Tuesday, April 12, 2005

'The Yellow Wallpaper': historical materials

The bordom and confinement of affluent women fostered a morbid cult of hypochondria - referred to as 'female invalidism' - that began in the mid 19th century, and lasted up to the early 1910s. Sickness pervaded upper- and upper-middle-class female culture.

The association of TB with innate feminine weakness was strengthened by the fact that TB is usually accompanied by an erratic emotional pattern in which a person may sometimes behave frenetically, sometimes morbidly. The behavior characteristic for the disease fit expectations about woman's personality, and the look of the disease suited - and perhaps helped to create - the prevailing standards of female beauty. The female consumptive did not lose her feminine identity, she embodied it: the bright eyes, the translucent skin, and red lips were only an extreme of traditional female beauty.

The doctors' views of women as innately sick did not, of course make them sick, or delicate, or idle. But it did provide a powerful rationale against allowing women to act in any other way. Medical arugments were used to explain why women should be barred from medical school (they would faint in anatomy classes), from higher education altogether, and from voting.

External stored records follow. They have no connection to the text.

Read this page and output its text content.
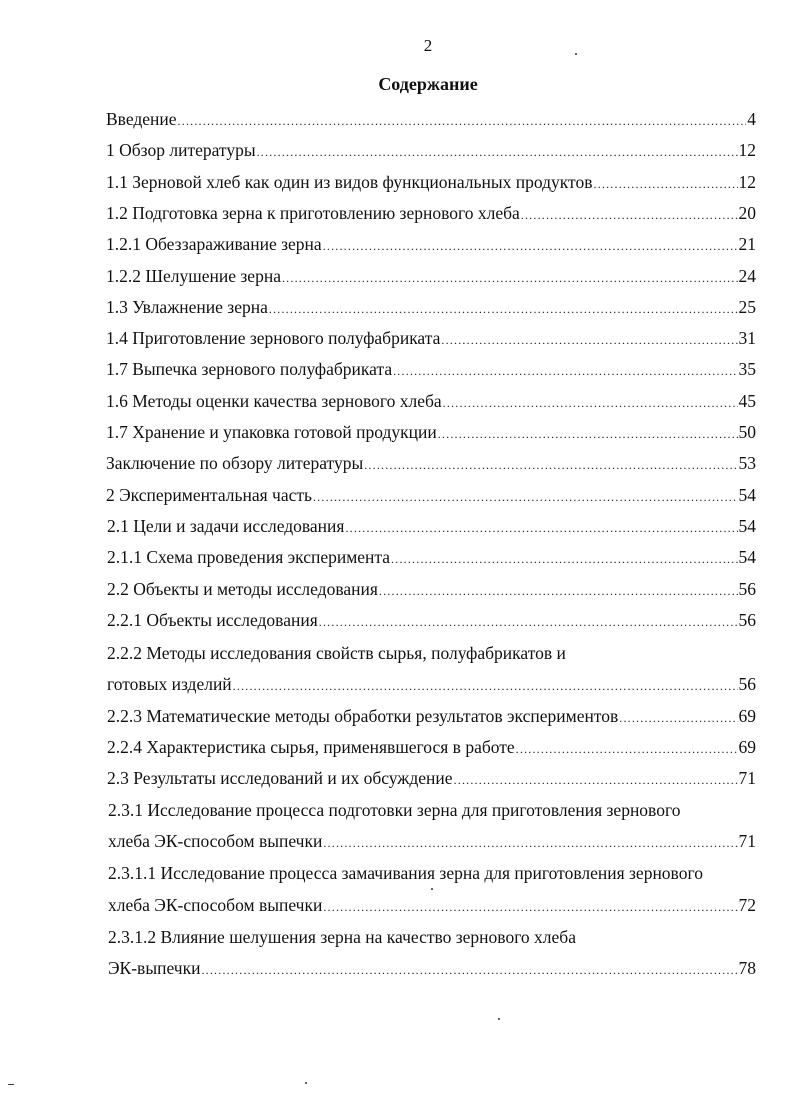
2
Содержание
Введение .....	4
1 Обзор литературы .....	12
1.1 Зерновой хлеб как один из видов функциональных продуктов .....	12
1.2 Подготовка зерна к приготовлению зернового хлеба .....	20
1.2.1 Обеззараживание зерна .....	21
1.2.2 Шелушение зерна .....	24
1.3 Увлажнение зерна .....	25
1.4 Приготовление зернового полуфабриката .....	31
1.7 Выпечка зернового полуфабриката .....	35
1.6 Методы оценки качества зернового хлеба .....	45
1.7 Хранение и упаковка готовой продукции .....	50
Заключение по обзору литературы .....	53
2 Экспериментальная часть .....	54
2.1 Цели и задачи исследования .....	54
2.1.1 Схема проведения эксперимента .....	54
2.2 Объекты и методы исследования .....	56
2.2.1 Объекты исследования .....	56
2.2.2 Методы исследования свойств сырья, полуфабрикатов и
готовых изделий .....	56
2.2.3 Математические методы обработки результатов экспериментов .....	69
2.2.4 Характеристика сырья, применявшегося в работе .....	69
2.3 Результаты исследований и их обсуждение .....	71
2.3.1 Исследование процесса подготовки зерна для приготовления зернового
хлеба ЭК-способом выпечки .....	71
2.3.1.1 Исследование процесса замачивания зерна для приготовления зернового
хлеба ЭК-способом выпечки .....	72
2.3.1.2 Влияние шелушения зерна на качество зернового хлеба
ЭК-выпечки .....	78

But it was the field of gynecological surgery that provided the most brutally direct medical treatments of female 'personality disorders'. And the surgical approach to female psychological problems had what was considered a solid theoretical basis in the theory of 'the psychology of the ovary'. After all if the woman's entire personality was dominated by her reproductive organs, then gynecological surgery was the most logical approach to any female psychological problem.

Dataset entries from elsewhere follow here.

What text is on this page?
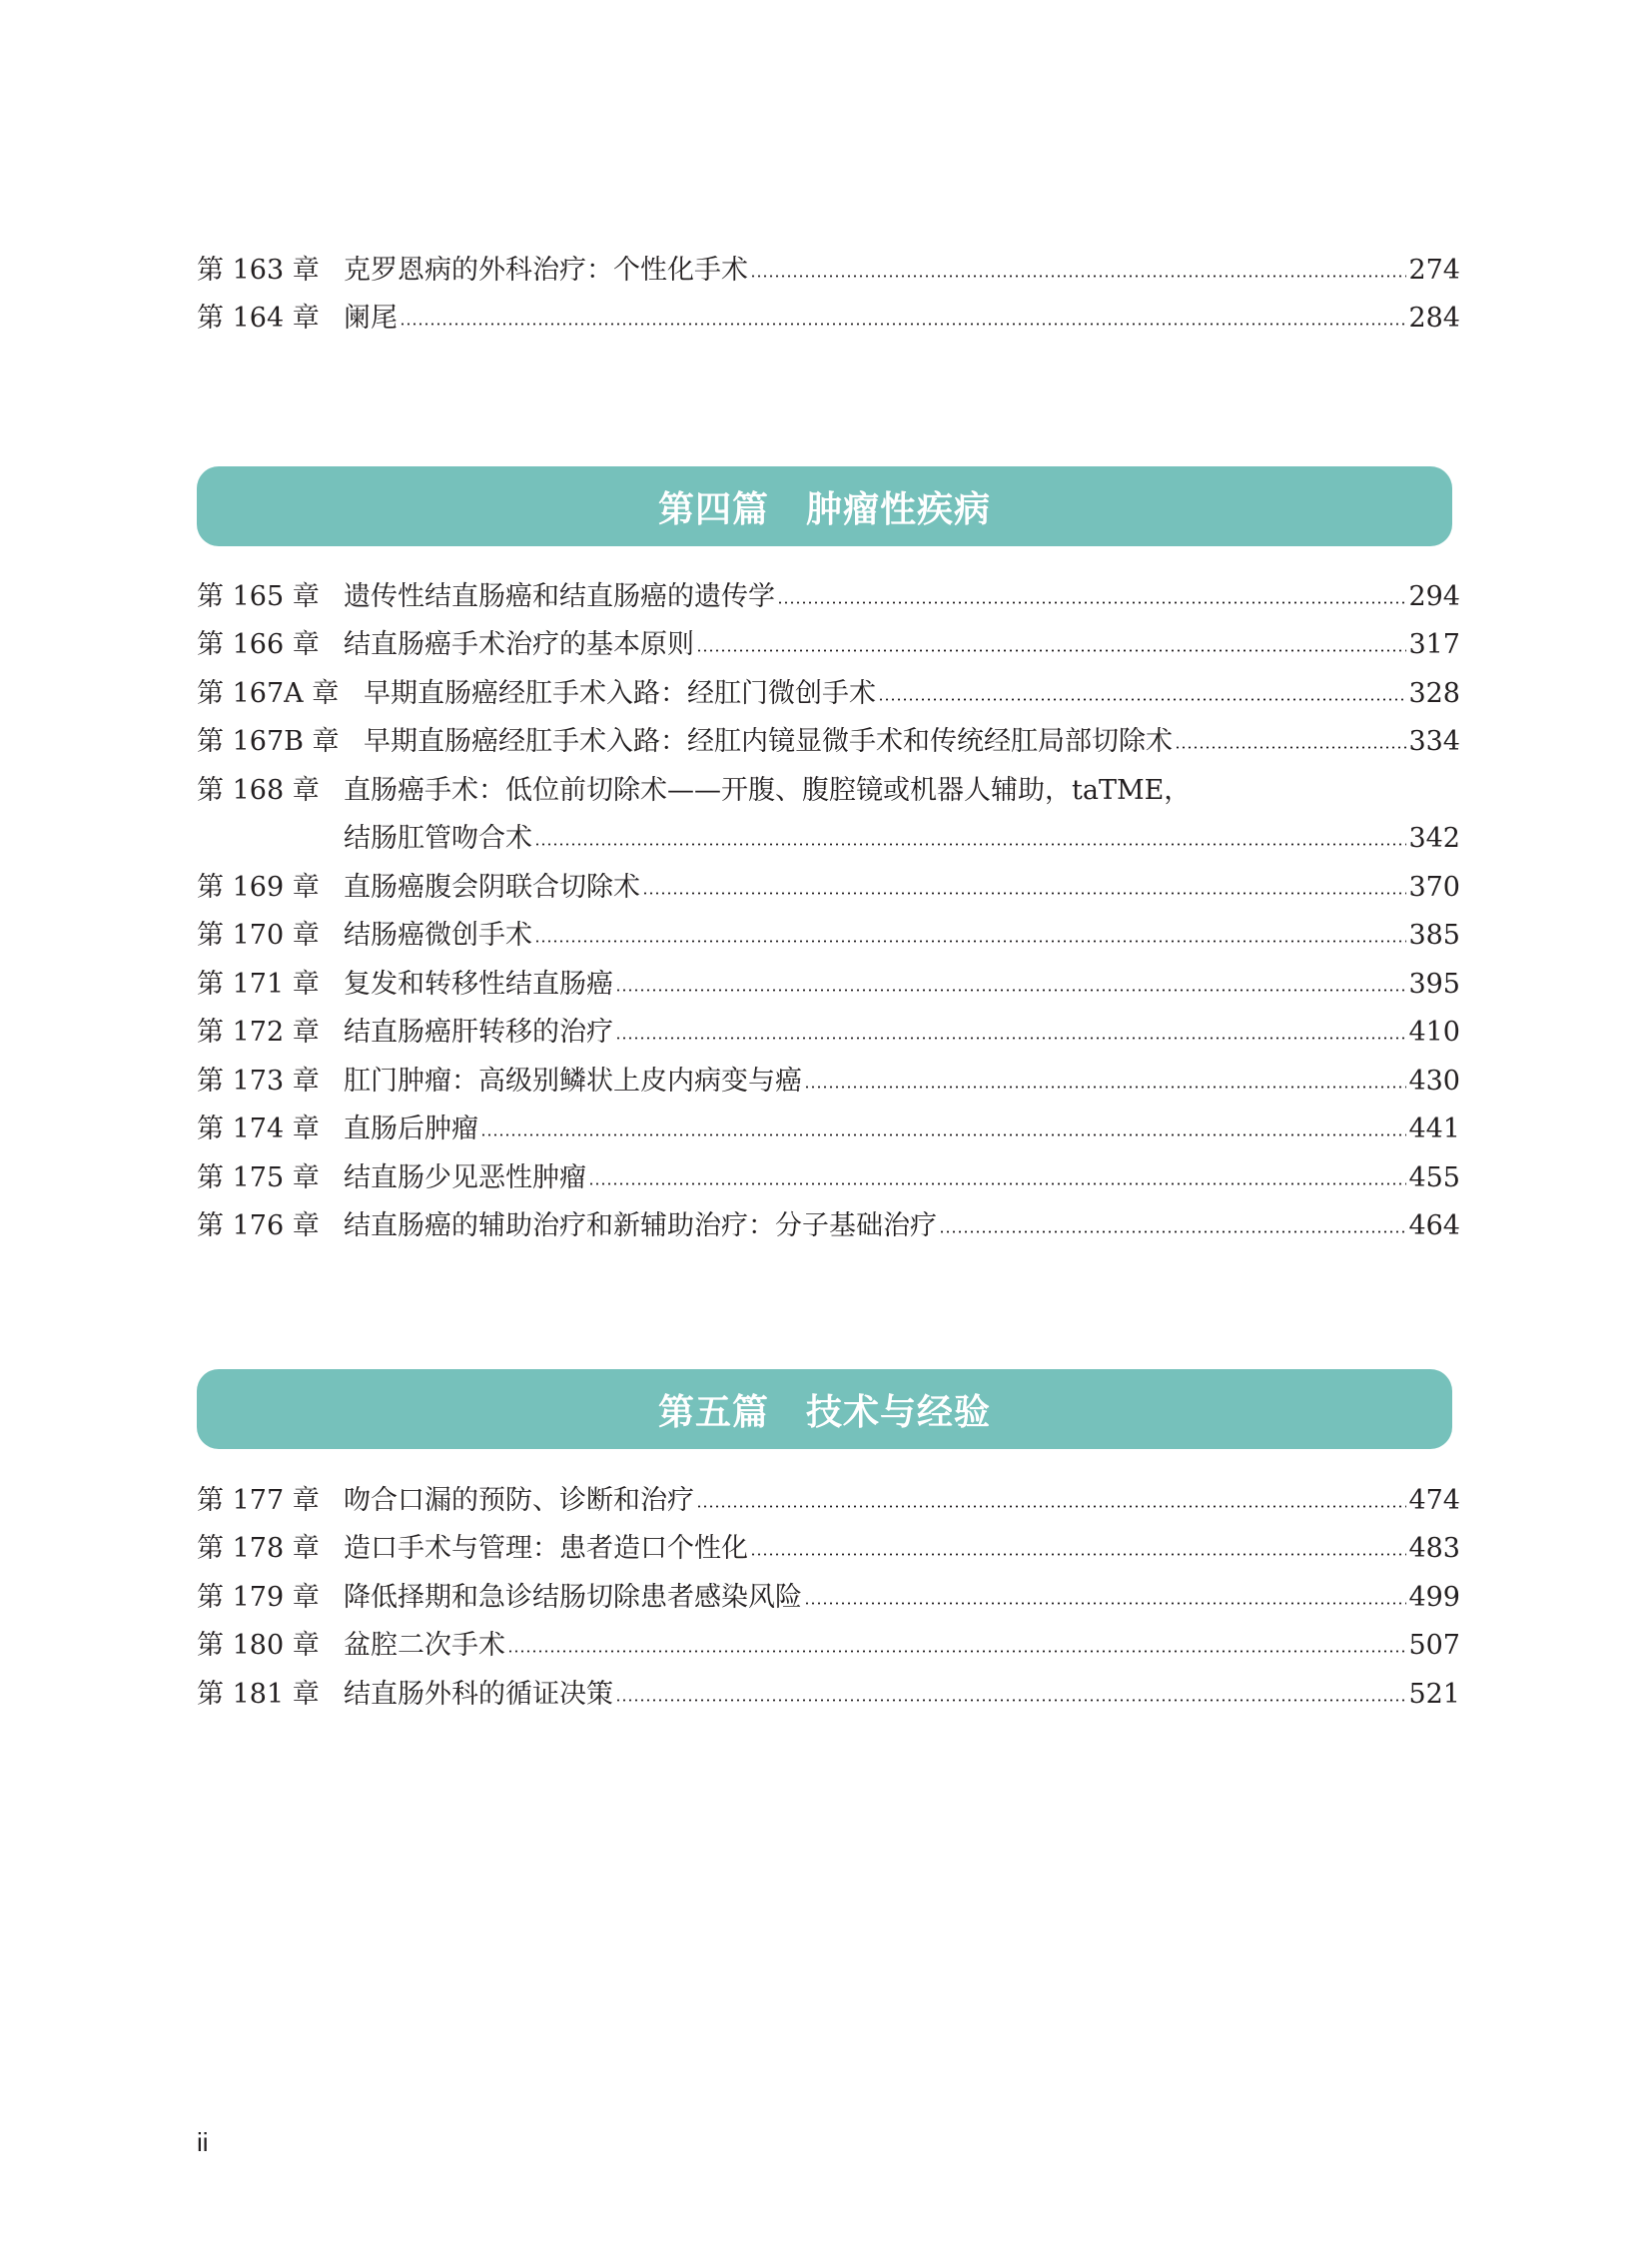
第 163 章 克罗恩病的外科治疗：个性化手术	274
第 164 章 阑尾	284
第四篇　肿瘤性疾病
第 165 章 遗传性结直肠癌和结直肠癌的遗传学	294
第 166 章 结直肠癌手术治疗的基本原则	317
第 167A 章 早期直肠癌经肛手术入路：经肛门微创手术	328
第 167B 章 早期直肠癌经肛手术入路：经肛内镜显微手术和传统经肛局部切除术	334
第 168 章 直肠癌手术：低位前切除术——开腹、腹腔镜或机器人辅助，taTME，
结肠肛管吻合术	342
第 169 章 直肠癌腹会阴联合切除术	370
第 170 章 结肠癌微创手术	385
第 171 章 复发和转移性结直肠癌	395
第 172 章 结直肠癌肝转移的治疗	410
第 173 章 肛门肿瘤：高级别鳞状上皮内病变与癌	430
第 174 章 直肠后肿瘤	441
第 175 章 结直肠少见恶性肿瘤	455
第 176 章 结直肠癌的辅助治疗和新辅助治疗：分子基础治疗	464
第五篇　技术与经验
第 177 章 吻合口漏的预防、诊断和治疗	474
第 178 章 造口手术与管理：患者造口个性化	483
第 179 章 降低择期和急诊结肠切除患者感染风险	499
第 180 章 盆腔二次手术	507
第 181 章 结直肠外科的循证决策	521
ii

(From Barbara Ehrenreich and Deirdre English, Complaints and Disorders: The Sexual Politics of Sickness. New York: Feminist Press, 1973)

2 Comments:

Blogger belag said...

maybe we should...oops I did it again; the real Yellow Newspaper is not the best of stories...unfortunately:-)

Wednesday, 13 April, 2005

 
Blogger belag said...

I am interested in how this historical info can aid us 'read' the story in historical (revisionist) terms - any ideas?